I think the first thing you need to do is determine what parisite your dealing with. If it is oodinium or Brook you'll need to move fast. If it's C. Irritans you can likely do a few things within your display over the next few weeks while you get a proper quarantine ready. Such things include: feeding garlic soaked food, lowering salinity and frequent substrate cleaning (daily).

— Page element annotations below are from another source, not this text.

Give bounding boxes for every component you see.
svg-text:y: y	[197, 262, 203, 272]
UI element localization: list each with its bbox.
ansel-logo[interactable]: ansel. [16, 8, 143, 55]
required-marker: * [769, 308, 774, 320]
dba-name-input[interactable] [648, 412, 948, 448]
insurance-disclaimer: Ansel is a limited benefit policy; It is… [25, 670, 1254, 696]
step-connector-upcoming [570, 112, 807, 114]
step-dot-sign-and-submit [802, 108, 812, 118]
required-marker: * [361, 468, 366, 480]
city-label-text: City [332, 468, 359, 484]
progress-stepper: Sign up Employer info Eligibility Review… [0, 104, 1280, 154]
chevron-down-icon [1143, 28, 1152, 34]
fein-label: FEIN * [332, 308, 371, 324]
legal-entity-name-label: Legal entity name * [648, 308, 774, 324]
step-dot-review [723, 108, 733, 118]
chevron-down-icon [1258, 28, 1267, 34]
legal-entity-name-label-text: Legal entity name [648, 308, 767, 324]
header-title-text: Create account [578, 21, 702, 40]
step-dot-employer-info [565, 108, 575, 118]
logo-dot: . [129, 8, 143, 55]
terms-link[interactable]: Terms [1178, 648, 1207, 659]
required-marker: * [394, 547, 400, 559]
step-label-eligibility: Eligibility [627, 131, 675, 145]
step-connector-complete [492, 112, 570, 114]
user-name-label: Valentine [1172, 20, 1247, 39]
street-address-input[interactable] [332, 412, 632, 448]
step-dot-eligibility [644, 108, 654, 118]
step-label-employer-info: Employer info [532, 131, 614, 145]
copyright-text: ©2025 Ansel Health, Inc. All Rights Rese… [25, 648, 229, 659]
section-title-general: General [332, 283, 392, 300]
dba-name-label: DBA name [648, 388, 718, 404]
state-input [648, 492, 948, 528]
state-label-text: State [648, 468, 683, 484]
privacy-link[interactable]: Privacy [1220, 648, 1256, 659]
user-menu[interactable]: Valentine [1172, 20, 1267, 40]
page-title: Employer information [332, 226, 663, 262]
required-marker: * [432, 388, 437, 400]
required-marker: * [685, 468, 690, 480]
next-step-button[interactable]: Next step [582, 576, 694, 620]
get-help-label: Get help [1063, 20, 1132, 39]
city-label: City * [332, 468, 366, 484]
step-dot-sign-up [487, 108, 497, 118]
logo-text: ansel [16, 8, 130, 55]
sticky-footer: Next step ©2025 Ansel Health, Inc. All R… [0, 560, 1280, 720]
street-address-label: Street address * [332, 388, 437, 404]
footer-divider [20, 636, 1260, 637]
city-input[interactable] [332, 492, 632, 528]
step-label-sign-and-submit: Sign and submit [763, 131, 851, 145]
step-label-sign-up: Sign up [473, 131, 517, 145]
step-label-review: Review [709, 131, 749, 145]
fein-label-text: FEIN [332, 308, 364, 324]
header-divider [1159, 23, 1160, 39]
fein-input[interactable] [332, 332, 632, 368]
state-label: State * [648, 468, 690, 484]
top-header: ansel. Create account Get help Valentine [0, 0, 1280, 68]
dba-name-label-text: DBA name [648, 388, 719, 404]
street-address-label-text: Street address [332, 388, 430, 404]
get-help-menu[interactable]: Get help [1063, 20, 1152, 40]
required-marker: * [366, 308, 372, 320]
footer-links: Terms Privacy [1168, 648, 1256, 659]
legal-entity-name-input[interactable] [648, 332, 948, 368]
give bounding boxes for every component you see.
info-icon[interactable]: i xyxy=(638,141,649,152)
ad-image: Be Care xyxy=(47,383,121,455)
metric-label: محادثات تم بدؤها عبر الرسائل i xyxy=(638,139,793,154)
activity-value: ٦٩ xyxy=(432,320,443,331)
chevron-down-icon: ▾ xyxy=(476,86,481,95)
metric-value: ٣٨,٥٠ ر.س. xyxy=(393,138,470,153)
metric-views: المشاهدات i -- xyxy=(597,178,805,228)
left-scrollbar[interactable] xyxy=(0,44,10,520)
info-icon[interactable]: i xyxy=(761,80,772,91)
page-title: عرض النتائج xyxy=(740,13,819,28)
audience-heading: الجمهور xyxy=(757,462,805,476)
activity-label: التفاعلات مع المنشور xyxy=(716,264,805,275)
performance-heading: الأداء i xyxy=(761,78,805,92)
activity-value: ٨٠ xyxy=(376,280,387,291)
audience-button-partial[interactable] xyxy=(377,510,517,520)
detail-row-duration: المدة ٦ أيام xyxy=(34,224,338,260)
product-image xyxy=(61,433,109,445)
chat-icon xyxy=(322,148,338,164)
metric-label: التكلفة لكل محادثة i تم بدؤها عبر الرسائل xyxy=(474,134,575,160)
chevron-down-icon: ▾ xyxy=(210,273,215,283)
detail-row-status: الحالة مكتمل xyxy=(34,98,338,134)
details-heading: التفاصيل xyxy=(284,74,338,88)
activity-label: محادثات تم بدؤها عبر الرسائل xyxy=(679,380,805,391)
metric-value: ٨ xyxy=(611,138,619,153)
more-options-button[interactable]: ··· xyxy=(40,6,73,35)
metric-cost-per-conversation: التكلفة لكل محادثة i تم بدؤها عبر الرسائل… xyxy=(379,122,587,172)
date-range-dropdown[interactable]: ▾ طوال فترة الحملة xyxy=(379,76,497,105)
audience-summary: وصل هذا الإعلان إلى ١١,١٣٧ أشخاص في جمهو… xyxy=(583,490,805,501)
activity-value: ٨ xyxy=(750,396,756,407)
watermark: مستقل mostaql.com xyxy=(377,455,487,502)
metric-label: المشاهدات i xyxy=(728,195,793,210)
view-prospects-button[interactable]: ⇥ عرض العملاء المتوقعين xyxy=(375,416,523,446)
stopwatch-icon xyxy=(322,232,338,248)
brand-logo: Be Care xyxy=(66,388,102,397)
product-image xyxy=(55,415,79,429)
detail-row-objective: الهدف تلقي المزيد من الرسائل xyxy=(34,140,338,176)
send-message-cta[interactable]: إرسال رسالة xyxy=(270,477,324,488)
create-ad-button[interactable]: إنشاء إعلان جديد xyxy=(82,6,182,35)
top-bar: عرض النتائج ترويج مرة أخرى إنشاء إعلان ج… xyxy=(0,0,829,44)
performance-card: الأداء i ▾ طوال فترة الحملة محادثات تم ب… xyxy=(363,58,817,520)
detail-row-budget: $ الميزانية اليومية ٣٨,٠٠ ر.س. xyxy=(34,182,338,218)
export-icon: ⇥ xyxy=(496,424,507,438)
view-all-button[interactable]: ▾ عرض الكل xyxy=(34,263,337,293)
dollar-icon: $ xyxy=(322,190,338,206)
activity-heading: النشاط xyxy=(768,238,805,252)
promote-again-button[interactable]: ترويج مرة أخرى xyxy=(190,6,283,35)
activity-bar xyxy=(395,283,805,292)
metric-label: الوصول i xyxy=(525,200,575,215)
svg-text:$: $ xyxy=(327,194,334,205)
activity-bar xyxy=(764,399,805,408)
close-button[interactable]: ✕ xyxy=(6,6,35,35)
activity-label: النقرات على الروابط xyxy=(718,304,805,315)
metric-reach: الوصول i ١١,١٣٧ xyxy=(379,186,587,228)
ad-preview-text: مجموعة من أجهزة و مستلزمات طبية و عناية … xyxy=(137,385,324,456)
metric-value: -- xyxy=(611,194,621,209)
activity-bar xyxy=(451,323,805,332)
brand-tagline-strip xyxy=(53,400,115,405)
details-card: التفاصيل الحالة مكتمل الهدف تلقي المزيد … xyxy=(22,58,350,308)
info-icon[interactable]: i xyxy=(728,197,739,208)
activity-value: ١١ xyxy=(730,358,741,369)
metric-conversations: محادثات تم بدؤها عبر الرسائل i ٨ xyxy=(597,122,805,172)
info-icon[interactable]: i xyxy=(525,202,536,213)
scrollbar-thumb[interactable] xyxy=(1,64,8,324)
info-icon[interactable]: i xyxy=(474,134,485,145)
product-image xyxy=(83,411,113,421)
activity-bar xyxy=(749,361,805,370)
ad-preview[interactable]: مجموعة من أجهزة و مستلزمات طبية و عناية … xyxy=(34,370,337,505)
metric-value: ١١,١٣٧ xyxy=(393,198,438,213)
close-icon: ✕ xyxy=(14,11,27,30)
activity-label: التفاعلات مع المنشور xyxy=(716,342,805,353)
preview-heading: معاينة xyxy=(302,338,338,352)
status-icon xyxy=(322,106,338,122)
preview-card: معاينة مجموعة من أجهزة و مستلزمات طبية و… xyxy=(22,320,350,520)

C. Irritans looks like a speck of salt or large dust particle on the skin. It is usually noticed first on the fins and then migrates to the flanks. If it is a smaller speck that looks like a dusting almost sheeting the flanks you'll likely have oodinium and treatment is needed immediately. Whatever you have, if you can easily catch your fish (I suspect not), a freshwater dip will relieve them of what's eating them right now. Treatment can follow once you are more prepared.
What do you see?
Are the fish respiring rapidly?
Are they eating?
A word of warning. It may appear within the next few days to weeks that the parisite has gone away but it is merely in a different stage of life and will come back 100 fold. The only way to get rid of it entirely is to treat the fish and leave the display fish free as described previously.
Set up a proper quarantine, salvage what you can and learn a lesson. Never, ever, ever, put an unquarantined fish into your display.
Let me know what your fish look like currently.
Do you have a tank that can be set up permanently as a quarantine?